La Serdaigle s'assit et ignora totalement le Gryffondor pour fixer le tableau. Ils attendirent tous le professeur Maugrey. Ce dernier arriva assez rapidement et se présenta.
« Alastor Maugrey, » fit-il simplement alors qu'il écrivait son nom au tableau. « Ex-auror. Ministère mécontent. Et nouveau professeur de DCFM. Je suis là parce que Dumbledore me l'a demandé. Fin de l'histoire. Au revoir. Rideau. Des questions ? »
La classe était silencieuse. Tout le monde était mal à l'aise face à son oeil qui gigotait dans tous les sens, semblant les examiner jusqu'aux tréfonds de leur âme. Même Harriet n'aimait pas la sensation. Pourtant elle savait qu'il n'y avait là aucune intrusion mentale. Elle l'aurait sentie contre ses barrières.
« Pour ce qui est des forces du mal, je suis partisan des travaux pratiques. »
Voilà qui n'était pas une surprise pour la jeune Serdaigle qui connaissait l'identité de l'imposteur. Comment un Mangemort comme Croupton Junior ne pourrait pas être partisan des travaux pratiques dans cette branche tout particulièrement ? Elle échangea un bref regard avec Hermione.
« Mais avant, » continua le faux Maugrey. « Qui parmi vous peut me dire combien de sortilèges impardonnables y a-t-il ? »
« Trois monsieur, » fit la brune après avoir dégluti.
« Et ils sont ainsi nommés ? » demanda le professeur en notant l'information au tableau.
« Parce qu'ils sont impardonnables, » continua de répondre Hermione dans la classe silencieuse. « L'utilisation de l'un d'eux vous ... »
« Vous fera gagner un aller simple pour Azkaban, » termina abruptement Maugrey. « Exact. » Il se tourna à nouveau vers les élèves. « D'après le ministère, vous êtes trop jeunes pour voir ce que font ces sorts.
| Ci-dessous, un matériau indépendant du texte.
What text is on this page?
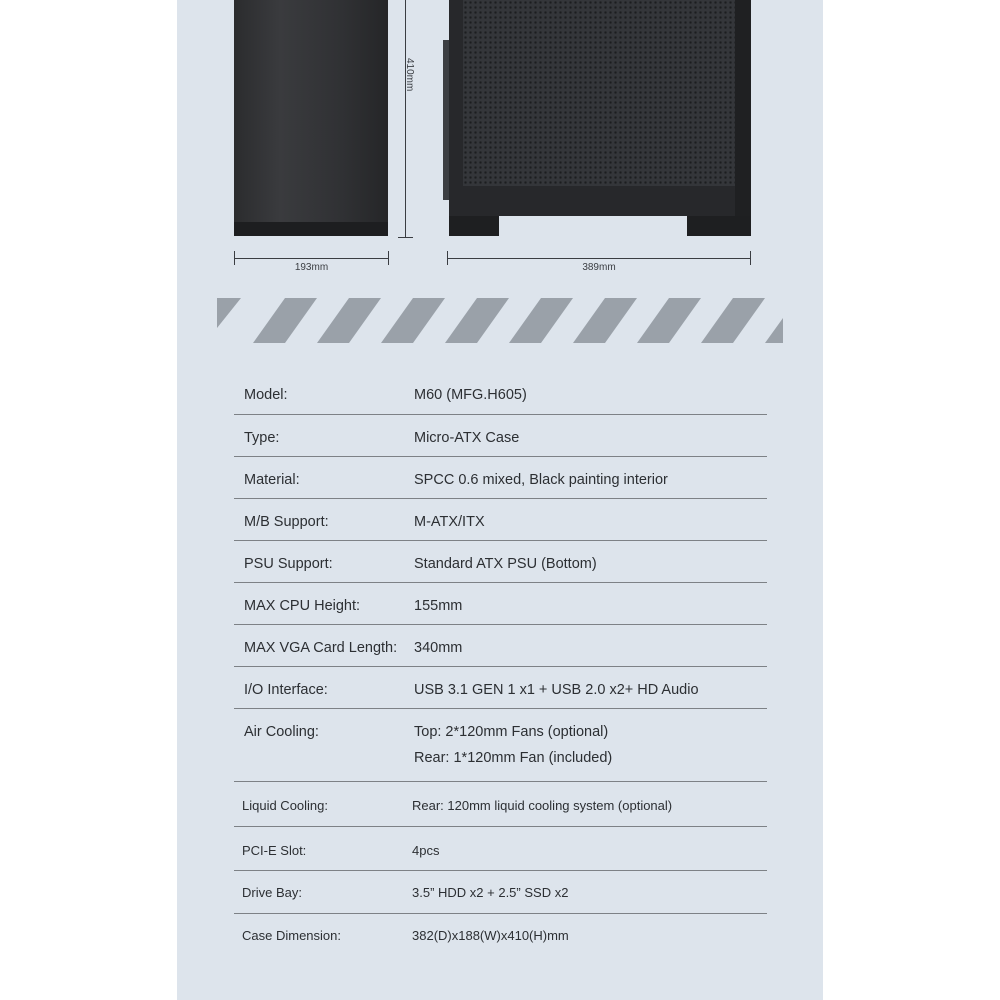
410mm
193mm	389mm
Model:	M60 (MFG.H605)
Type:	Micro-ATX Case
Material:	SPCC 0.6 mixed, Black painting interior
M/B Support:	M-ATX/ITX
PSU Support:	Standard ATX PSU (Bottom)
MAX CPU Height:	155mm
MAX VGA Card Length:	340mm
I/O Interface:	USB 3.1 GEN 1 x1 + USB 2.0 x2+ HD Audio
Air Cooling:	Top: 2*120mm Fans (optional)
Rear: 1*120mm Fan (included)
Liquid Cooling:	Rear: 120mm liquid cooling system (optional)
PCI-E Slot:	4pcs
Drive Bay:	3.5” HDD x2 + 2.5” SSD x2
Case Dimension:	382(D)x188(W)x410(H)mm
Je ne suis pas d'accord ! Il faut que vous sachiez ce qui vous attend ! Il faut que vous soyez préparé ! »
Il effaça le tableau et commença à écrire plusieurs choses.
« Il faut que vous trouviez un endroit pour votre chewing-gum autre que le dessous de votre table, Mr Finnigan ! »
« C'est pas vrai. Ce vieux bougre peut voir derrière son dos, » maugréa le Gryffondor assis au fond.
Harriet se retint de sourire et se retourna. Elle y croyait pas. Cette anecdote était là aussi ? Elle ne fut même pas surprise de voir voler la craie au-dessus de sa tête.
« Et entendre jusqu'à l'autre bout de la classe ! » cingla Maugrey.
La suite du cours se passa exactement comme dans le livre. Harriet se sentit horriblement mal pour Neville. Elle alla d'ailleurs le voir à la fin du cours.
« Eh, Neville. Ca va ? » demanda-t-elle doucement en posant une main sur son épaule.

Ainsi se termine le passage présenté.